Govt response not inspiring yet

Obituaries
After withering criticism of its lackadaisical approach to the coronavirus outbreak, the government has started responding in a very dangerous and bizarre fashion.

editorial comment

After withering criticism of its lackadaisical approach to the coronavirus outbreak, the government has started responding in a very dangerous and bizarre fashion.

The authorities started inviting large delegations from interest groups that included business and church leaders that stampeded to State House to discuss a response to the outbreak.

President Emmerson Mnangagwa presided over a number of meetings to discuss the role the interest groups can play in preventing the spread of the disease that is wreaking havoc across the globe since it was first discovered in China late last year.

This was a big mistake. Large gatherings, including meetings, are strongly discouraged and the government should be leading by example dispensing with the pointless get-togethers.

Mnangagwa also drove through Harare’s high-density suburbs ostensibly to check how ordinary people were coping under the 21-day lockdown he decreed last month to stop the spread of the highly infectious disease.

He was greeted by long queues of residents at communal water points or at supermarkets where they were scrambling for mealie meal, which is in short supply.

The lockdown, which is one of Zimbabwe’s most viable ways to stop mass infections alongside social distancing and maintaining very high hygiene standards, has exposed the depths of poverty among the local population.

Almost a week after that “assessment” by Mnangagwa, the government has said nothing about how it intends to help residents avoid risking their lives by scrambling for water and mealie meal, disregarding the call for social distancing.

Instead government officials were preoccupied with lining up organisations at State House to present donations to the president towards the fight against the coronavirus, also known as Covid-19.

As more and more pictures of Mnangagwa and his two deputies receiving even the smallest kinds of donations emerged, it became clear that it was all about the optics.

The fight against the spread of the virus, which has already infected 13 people and resulted in the death of three citizens, according to government records, demands that the response should go beyond photo opportunities.

Zimbabwe’s testing rates remain woefully low with about 463 people having been tested as of Friday.

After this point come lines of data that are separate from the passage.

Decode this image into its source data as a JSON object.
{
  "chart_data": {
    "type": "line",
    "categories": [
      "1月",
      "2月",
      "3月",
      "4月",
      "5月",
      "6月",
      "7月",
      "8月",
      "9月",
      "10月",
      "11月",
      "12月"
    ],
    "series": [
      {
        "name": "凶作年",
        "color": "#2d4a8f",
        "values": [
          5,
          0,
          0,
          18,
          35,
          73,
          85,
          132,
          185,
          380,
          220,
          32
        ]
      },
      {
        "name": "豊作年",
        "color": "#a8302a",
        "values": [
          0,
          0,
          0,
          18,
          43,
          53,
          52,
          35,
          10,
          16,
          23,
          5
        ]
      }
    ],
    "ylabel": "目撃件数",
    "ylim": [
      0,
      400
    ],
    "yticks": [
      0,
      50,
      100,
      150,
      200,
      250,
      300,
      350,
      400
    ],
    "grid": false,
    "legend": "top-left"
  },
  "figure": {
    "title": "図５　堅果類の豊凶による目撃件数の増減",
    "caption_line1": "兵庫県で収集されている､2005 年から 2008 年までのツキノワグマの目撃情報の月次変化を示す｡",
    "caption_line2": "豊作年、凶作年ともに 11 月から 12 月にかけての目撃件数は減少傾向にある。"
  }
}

The Health and Child Care ministry’s contact tracing has also been questioned by doctors.

Bureaucrats should understand that a public health emergency like the one Zimbabwe, and indeed the world, is facing requires serious actions on the ground, not posturing.

Citizens want to know what they need to do when they start exhibiting coronavirus symptoms and whether they would receive proper treatment within their communities.

In the weeks before Zimbabwe recorded its first coronavirus case, government officials fed the state-controlled-media with lies that the country was ready to handle any likely outbreak of the disease.

Now that the disease is upon us, they want to perpetuate the propaganda that they are doing something to stem the spread of the virus by organising photo opportunities for the president.

This should stop forthwith and those charged with delivering a coherent response to the disease outbreak must be seen doing so without the meaningless photo shoots.